Lattice Boltzmann simulation of the rising process of double bubbles in a microchannel with orifice plates

Based on the lattice Boltzmann two-phase large-density-ratio model, the rising process of double bubbles in a microchannel with orifice plates under the buoyancy force is simulated. The effects of the Eötvös number, relative size of bubbles, distance between bubbles, and distance between the top bubble and the orifice plate on the dynamics of bubble regrading the deformation and merge, as well as on the kinematics such as the rising velocity and the remaining bubble mass are systematically studied. It is found that as the Eövös number increases, the bubble deforms increasingly obvious when passing through the orifice. Moreover, the number and mass of bubbles entrained between the two bubbles also increase and the bubbles will contact, merge, and break several times during passing through the channel.

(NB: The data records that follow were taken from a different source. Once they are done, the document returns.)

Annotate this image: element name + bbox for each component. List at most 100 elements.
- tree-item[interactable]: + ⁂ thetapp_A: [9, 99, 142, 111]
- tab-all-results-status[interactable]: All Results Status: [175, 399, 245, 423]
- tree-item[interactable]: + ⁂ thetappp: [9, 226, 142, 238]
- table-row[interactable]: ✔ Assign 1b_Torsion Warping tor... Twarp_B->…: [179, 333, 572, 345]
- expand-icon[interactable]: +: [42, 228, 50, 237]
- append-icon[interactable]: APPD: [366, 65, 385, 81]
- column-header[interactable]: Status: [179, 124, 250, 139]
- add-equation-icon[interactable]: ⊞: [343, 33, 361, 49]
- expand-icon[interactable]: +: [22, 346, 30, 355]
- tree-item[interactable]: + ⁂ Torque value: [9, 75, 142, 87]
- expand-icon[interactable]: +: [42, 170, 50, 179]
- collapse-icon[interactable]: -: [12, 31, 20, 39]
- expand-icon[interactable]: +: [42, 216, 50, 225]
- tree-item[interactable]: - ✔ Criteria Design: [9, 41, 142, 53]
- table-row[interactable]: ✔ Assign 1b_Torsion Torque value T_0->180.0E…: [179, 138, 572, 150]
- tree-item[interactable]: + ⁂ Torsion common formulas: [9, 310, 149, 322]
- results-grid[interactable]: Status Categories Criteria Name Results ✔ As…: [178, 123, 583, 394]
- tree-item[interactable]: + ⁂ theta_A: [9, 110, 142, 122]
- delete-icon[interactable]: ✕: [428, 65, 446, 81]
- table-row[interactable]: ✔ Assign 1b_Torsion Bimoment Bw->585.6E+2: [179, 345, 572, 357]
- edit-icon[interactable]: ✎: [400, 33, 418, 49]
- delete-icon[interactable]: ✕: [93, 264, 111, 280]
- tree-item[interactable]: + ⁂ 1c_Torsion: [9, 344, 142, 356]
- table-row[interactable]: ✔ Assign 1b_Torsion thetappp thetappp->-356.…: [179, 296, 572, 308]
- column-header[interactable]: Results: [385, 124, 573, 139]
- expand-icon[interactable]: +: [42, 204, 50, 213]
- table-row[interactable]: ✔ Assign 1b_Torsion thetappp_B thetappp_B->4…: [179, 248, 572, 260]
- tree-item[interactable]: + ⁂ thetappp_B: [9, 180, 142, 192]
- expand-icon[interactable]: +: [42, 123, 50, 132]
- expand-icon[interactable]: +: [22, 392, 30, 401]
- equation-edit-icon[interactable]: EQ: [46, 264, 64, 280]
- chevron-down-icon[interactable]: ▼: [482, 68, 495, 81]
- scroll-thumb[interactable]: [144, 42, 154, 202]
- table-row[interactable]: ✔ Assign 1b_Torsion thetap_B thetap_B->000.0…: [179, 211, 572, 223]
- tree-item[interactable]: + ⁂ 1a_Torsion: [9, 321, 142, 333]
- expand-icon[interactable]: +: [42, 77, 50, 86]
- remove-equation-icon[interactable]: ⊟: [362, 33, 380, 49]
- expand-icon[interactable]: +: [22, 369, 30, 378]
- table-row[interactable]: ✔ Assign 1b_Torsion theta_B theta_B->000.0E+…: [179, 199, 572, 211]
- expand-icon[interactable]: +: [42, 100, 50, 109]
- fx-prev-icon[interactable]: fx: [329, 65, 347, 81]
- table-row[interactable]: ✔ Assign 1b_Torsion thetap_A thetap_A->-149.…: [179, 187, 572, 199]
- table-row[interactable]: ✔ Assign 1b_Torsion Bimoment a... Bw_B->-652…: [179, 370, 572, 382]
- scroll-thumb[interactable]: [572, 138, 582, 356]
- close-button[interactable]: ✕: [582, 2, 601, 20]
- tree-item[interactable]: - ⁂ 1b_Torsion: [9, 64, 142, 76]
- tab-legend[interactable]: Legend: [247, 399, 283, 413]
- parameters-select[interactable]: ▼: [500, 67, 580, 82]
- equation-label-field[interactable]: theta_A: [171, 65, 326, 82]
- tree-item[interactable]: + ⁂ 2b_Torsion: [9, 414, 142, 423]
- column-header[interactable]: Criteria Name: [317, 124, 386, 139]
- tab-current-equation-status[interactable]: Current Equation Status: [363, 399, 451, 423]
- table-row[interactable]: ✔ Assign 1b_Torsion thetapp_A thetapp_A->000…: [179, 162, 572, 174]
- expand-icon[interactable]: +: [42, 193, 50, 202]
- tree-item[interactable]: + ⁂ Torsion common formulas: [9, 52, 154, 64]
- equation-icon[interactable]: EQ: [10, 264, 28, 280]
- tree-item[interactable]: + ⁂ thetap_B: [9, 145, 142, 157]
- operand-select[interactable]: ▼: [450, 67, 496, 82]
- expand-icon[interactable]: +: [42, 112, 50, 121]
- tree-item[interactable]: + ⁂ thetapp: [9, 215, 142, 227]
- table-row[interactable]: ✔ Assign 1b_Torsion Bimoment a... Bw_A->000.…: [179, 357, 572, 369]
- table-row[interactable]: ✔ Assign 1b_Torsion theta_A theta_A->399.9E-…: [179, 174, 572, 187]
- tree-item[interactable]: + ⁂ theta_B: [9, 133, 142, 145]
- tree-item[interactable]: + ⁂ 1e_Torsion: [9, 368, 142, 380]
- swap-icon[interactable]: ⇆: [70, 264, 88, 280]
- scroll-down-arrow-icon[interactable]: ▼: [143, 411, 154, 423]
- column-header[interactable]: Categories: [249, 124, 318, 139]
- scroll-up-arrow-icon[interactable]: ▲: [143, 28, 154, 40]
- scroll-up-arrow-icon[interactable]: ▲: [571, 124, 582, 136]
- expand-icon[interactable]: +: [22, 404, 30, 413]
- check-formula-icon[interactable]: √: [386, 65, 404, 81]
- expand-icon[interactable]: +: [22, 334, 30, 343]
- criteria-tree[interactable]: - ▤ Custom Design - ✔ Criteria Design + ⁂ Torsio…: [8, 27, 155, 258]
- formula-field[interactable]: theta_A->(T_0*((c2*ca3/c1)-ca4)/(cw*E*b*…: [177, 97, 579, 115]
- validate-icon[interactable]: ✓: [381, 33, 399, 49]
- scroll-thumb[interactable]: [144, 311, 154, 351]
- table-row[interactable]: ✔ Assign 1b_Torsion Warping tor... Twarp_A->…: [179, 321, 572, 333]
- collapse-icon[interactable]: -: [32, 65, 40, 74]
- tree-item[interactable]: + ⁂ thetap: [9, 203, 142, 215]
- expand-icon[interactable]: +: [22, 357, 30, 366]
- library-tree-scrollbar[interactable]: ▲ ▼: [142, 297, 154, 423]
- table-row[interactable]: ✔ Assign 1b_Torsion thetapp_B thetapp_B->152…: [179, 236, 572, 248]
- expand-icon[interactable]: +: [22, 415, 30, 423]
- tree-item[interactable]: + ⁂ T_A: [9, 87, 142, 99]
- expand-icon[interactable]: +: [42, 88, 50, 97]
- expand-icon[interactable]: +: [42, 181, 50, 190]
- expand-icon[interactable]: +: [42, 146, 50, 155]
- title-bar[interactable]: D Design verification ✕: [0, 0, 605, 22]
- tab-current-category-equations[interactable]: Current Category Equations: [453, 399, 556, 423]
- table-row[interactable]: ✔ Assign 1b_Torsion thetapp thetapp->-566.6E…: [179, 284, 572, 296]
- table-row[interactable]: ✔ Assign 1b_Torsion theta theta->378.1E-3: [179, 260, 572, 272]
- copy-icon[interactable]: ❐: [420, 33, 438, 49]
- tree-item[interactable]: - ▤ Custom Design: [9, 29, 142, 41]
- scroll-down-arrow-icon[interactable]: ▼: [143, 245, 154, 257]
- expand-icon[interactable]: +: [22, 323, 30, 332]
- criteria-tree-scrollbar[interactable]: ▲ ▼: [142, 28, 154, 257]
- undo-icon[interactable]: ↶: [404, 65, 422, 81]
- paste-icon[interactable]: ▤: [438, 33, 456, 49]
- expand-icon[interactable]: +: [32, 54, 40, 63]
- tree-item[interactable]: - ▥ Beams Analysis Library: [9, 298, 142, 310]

The results also show that the time for bubbles to reach the top of the channel increases but the mass of bubbles passing through the orifice decreases as the Eötvös number increases. On the other hand, when the size of the upper bubble is larger than that of the lower bubble, there will be less entrained bubbles. As a result, the bubbles are slower to pass the channel but the mass of bubbles that can pass through the orifice plate increases. In addition, it is found that the entrainment of bubbles is not obvious if the distance between upper and lower bubbles is too large or too small, and the mass of bubbles passing through the orifice plate increases with the decrease of the distance between two bubbles and the distance between the upper bubble and the orifice plate.